Here are two intresting rices, the one is Sake Specific Rice and the other is table rice. Both of them are used for Sake brewing by Masuizumi. 

7, Yamadabo (or Yamadaho)

   Yamadabo is the mother of Yamadanishiki, but, its origin is unknown. Yamadabo has longer stem than Yamadanishiki. Rice grain is slightly smaller than Yamabanishiki. After the birth of Yamadanishiki, Yamadabo has been a "phantom rice". Thesedays, some places started to cultivate Yamadabo again. Masuizumi uses this Sake specific rice, and the Sake "BO Junmaidaiginjo" is line up in our online shopping site. The taste of this Sake is very gentle and clam.

(Ears of rice. From left; Tominokaori, Tankanwataribune (Wataribune 2), Yamadanishiki, Yamadabo, Yamadanishiki (special A area of Yamadanishiki production) I took this photo at Masuda Sake Company.)

8, Isehikari (Table rice)

   Isehikari is one of table rices. Isehikari is orign from Ise Jingu (Shinto shurine). Mauizumi uses the organic Isehikari which is cultivated in Toyama. The compnay name is 土遊野 called do-yuu-no. So, the name of Sake is "Do you know 土遊野 (do-yuu-no)".  


The following Sake specific rice is used by Hayashi brewery. Their young generation launched new brand series. The following two varieties were developed in Yamagata prefecture.  

9, Dewasansan

   This Sake specific rice is developed in Yamagata prefecture and has become a speciality rice of Yamagata. Junmaiginjo grade with local water, yeast (Yamagata yeast), Koji (oryzae Yamagata), and with using 100% Dewasansan brands themselves "Dewa 33", if the strict test passed. The rice has large grains, well defined Shinpaku, and good water absorbancy. This is suitable for cool climate condition like Miyamanishiki. The Sake which uses this rice is pure, depth of flavour and taste, subtle herbal element.

(Photo from Hayashi Brewery. Polishing ratio: 55%)


10, Dewanosato

   This Sake specific rice is developed in Yamagata prefecture,too. This is also suitable for cool climate condition. The rice has large grains, well defined Shinpaku, but, it is not suitable for low polishing ratio. The Sake which uses this rice is pure, clean, elegant, and depth in the taste. 

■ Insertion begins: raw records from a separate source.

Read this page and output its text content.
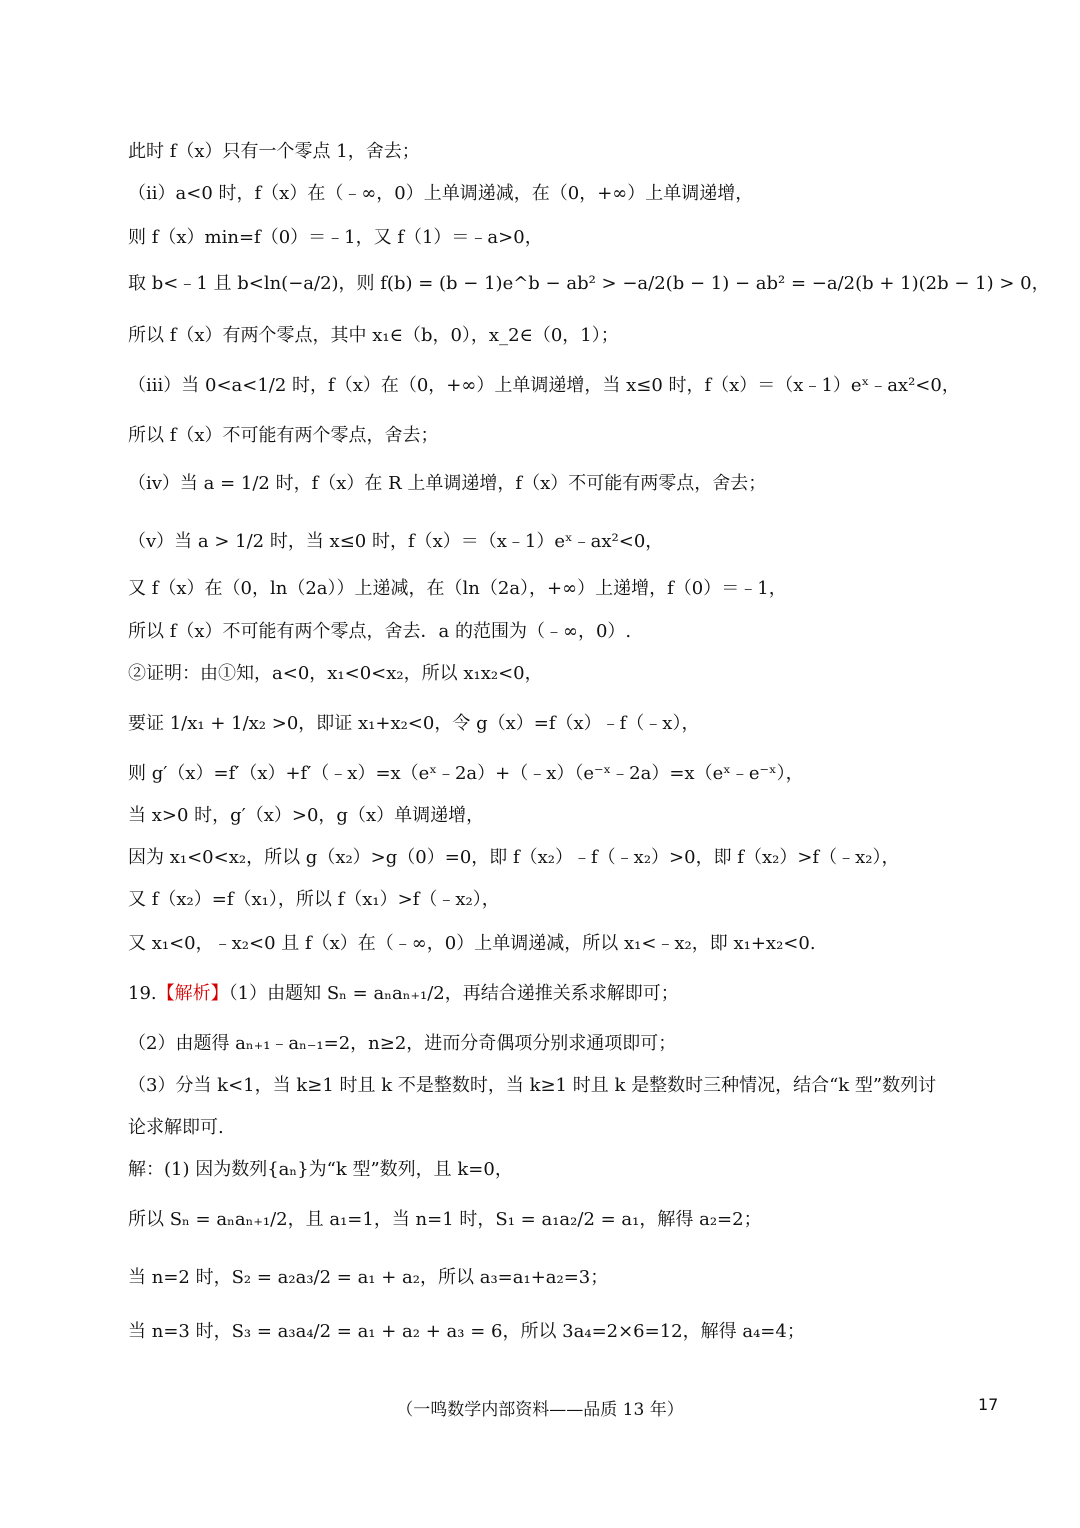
此时 f（x）只有一个零点 1，舍去；
（ⅱ）a<0 时，f（x）在（﹣∞，0）上单调递减，在（0，+∞）上单调递增，
则 f（x）min=f（0）＝﹣1，又 f（1）＝﹣a>0，
取 b<﹣1 且 b<ln(−a/2)，则 f(b) = (b − 1)e^b − ab² > −a/2(b − 1) − ab² = −a/2(b + 1)(2b − 1) > 0，
所以 f（x）有两个零点，其中 x₁∈（b，0），x_2∈（0，1）；
（ⅲ）当 0<a<1/2 时，f（x）在（0，+∞）上单调递增，当 x≤0 时，f（x）＝（x﹣1）eˣ﹣ax²<0，
所以 f（x）不可能有两个零点，舍去；
（ⅳ）当 a = 1/2 时，f（x）在 R 上单调递增，f（x）不可能有两零点，舍去；
（ⅴ）当 a > 1/2 时，当 x≤0 时，f（x）＝（x﹣1）eˣ﹣ax²<0，
又 f（x）在（0，ln（2a））上递减，在（ln（2a），+∞）上递增，f（0）＝﹣1，
所以 f（x）不可能有两个零点，舍去．a 的范围为（﹣∞，0）.
②证明：由①知，a<0，x₁<0<x₂，所以 x₁x₂<0，
要证 1/x₁ + 1/x₂ >0，即证 x₁+x₂<0，令 g（x）=f（x）﹣f（﹣x），
则 g′（x）=f′（x）+f′（﹣x）=x（eˣ﹣2a）+（﹣x）（e⁻ˣ﹣2a）=x（eˣ﹣e⁻ˣ），
当 x>0 时，g′（x）>0，g（x）单调递增，
因为 x₁<0<x₂，所以 g（x₂）>g（0）=0，即 f（x₂）﹣f（﹣x₂）>0，即 f（x₂）>f（﹣x₂），
又 f（x₂）=f（x₁），所以 f（x₁）>f（﹣x₂），
又 x₁<0，﹣x₂<0 且 f（x）在（﹣∞，0）上单调递减，所以 x₁<﹣x₂，即 x₁+x₂<0.
19.【解析】（1）由题知 Sₙ = aₙaₙ₊₁/2，再结合递推关系求解即可；
（2）由题得 aₙ₊₁﹣aₙ₋₁=2，n≥2，进而分奇偶项分别求通项即可；
（3）分当 k<1，当 k≥1 时且 k 不是整数时，当 k≥1 时且 k 是整数时三种情况，结合“k 型”数列讨
论求解即可.
解：(1) 因为数列{aₙ}为“k 型”数列，且 k=0，
所以 Sₙ = aₙaₙ₊₁/2，且 a₁=1，当 n=1 时，S₁ = a₁a₂/2 = a₁，解得 a₂=2；
当 n=2 时，S₂ = a₂a₃/2 = a₁ + a₂，所以 a₃=a₁+a₂=3；
当 n=3 时，S₃ = a₃a₄/2 = a₁ + a₂ + a₃ = 6，所以 3a₄=2×6=12，解得 a₄=4；
（一鸣数学内部资料——品质 13 年）	17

(Photo from Hayashi Brewery. Polishing ratio: 55%)


I wrote down here about Sake specific rice. There are about more than 100 varieties cultivated in Japan. Each prefecure has each variety rice and keeps developing new variety. In California, U.S., there is typical rice variety "Calrose", and some brewers in U.S. produces the Sake which uses Calrose. I hope that Japanese Sake brewing expand more in the world, and there are a lof of varieties rice and taste in the world. That sounds great!